With obvious summoned courage The Ballerina blurts out to the Mtn Gal  “Do you actually LIVE here?  HERE?!” eyes wide, questioning, bewildered, disbelieving.  “Is that your beautiful adobe house?  I almost walked down to it.”  She is braver than her city exterior lets on as “walking down” would have meant another quarter mile to a treacherous 20 step curved stairway  (with no railing) down the side of the mountain to where the handmade adobe home is perched.
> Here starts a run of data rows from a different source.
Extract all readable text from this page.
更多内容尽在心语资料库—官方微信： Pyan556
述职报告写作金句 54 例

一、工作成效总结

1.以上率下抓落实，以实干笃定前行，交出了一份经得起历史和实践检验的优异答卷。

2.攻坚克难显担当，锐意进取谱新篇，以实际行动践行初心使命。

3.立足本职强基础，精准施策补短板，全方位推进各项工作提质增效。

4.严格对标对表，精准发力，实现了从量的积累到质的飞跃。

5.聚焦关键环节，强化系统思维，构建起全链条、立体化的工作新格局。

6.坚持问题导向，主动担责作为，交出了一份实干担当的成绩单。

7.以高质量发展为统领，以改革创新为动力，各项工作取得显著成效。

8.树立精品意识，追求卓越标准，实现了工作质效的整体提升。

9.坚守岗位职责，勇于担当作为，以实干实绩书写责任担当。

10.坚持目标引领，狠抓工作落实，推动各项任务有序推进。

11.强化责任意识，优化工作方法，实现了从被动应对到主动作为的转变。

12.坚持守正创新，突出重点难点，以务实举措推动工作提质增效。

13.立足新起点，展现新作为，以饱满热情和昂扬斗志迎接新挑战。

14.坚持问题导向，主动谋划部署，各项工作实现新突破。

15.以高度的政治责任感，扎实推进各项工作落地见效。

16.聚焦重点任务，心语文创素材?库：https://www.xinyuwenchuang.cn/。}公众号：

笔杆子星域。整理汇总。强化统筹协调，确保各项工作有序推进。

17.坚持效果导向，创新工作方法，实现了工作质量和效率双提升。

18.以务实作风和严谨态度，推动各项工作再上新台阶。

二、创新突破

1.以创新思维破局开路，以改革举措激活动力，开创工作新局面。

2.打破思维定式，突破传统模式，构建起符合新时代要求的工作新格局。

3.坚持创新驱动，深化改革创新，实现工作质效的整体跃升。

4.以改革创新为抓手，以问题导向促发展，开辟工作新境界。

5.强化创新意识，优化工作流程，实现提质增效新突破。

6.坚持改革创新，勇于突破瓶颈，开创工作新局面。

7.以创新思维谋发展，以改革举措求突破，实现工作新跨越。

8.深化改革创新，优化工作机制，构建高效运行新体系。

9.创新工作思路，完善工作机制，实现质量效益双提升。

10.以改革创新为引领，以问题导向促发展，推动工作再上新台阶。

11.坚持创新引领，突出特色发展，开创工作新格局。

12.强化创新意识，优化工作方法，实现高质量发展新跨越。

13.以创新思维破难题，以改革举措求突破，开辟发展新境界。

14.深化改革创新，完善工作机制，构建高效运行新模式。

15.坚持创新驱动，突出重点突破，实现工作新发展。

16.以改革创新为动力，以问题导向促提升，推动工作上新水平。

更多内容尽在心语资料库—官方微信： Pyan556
Instead they walk together in the opposite direction, to the end of the road, to the “overlook” where the city lies in ceaseless flurry below.  Above them are birds in an open blue sky, beside them rock and evergreens for eternity, under their feet the solid ground of mountain.  They stand in witness as strangers, feeling what unites them, seeing what separates them.

"You see things as you see them with your eyes, but you experience them emotionally, viscerally as it was ecstasy and a sense of total unity and oneness." Edgar Mitchell, astronaut on Apollo 14 when viewing Earth from space for the first time.  

These regular pre-sunset walks on the road are filled with nourishment, rest, unwinding, presence, the occasional ballerina and of course, the killing of Buddhas. The sun is the signal, the dusk grows, the shadows elongate, the clouds glide across the sky ever so slightly below the thin line of atmosphere.  This time is no longer for arsenic, but exposure. A new kind of self reflection - a looking back at our planet, at ourselves, at our communities, at our Buddhas and our roads. 

We are     the moon         


the     sun   

the spinning     heavens   

We are     stardust 



*The Overview Effect by Frank WhiteThe road is dirt, her two companions are large and white and hairy. They are 7600’ above the sea.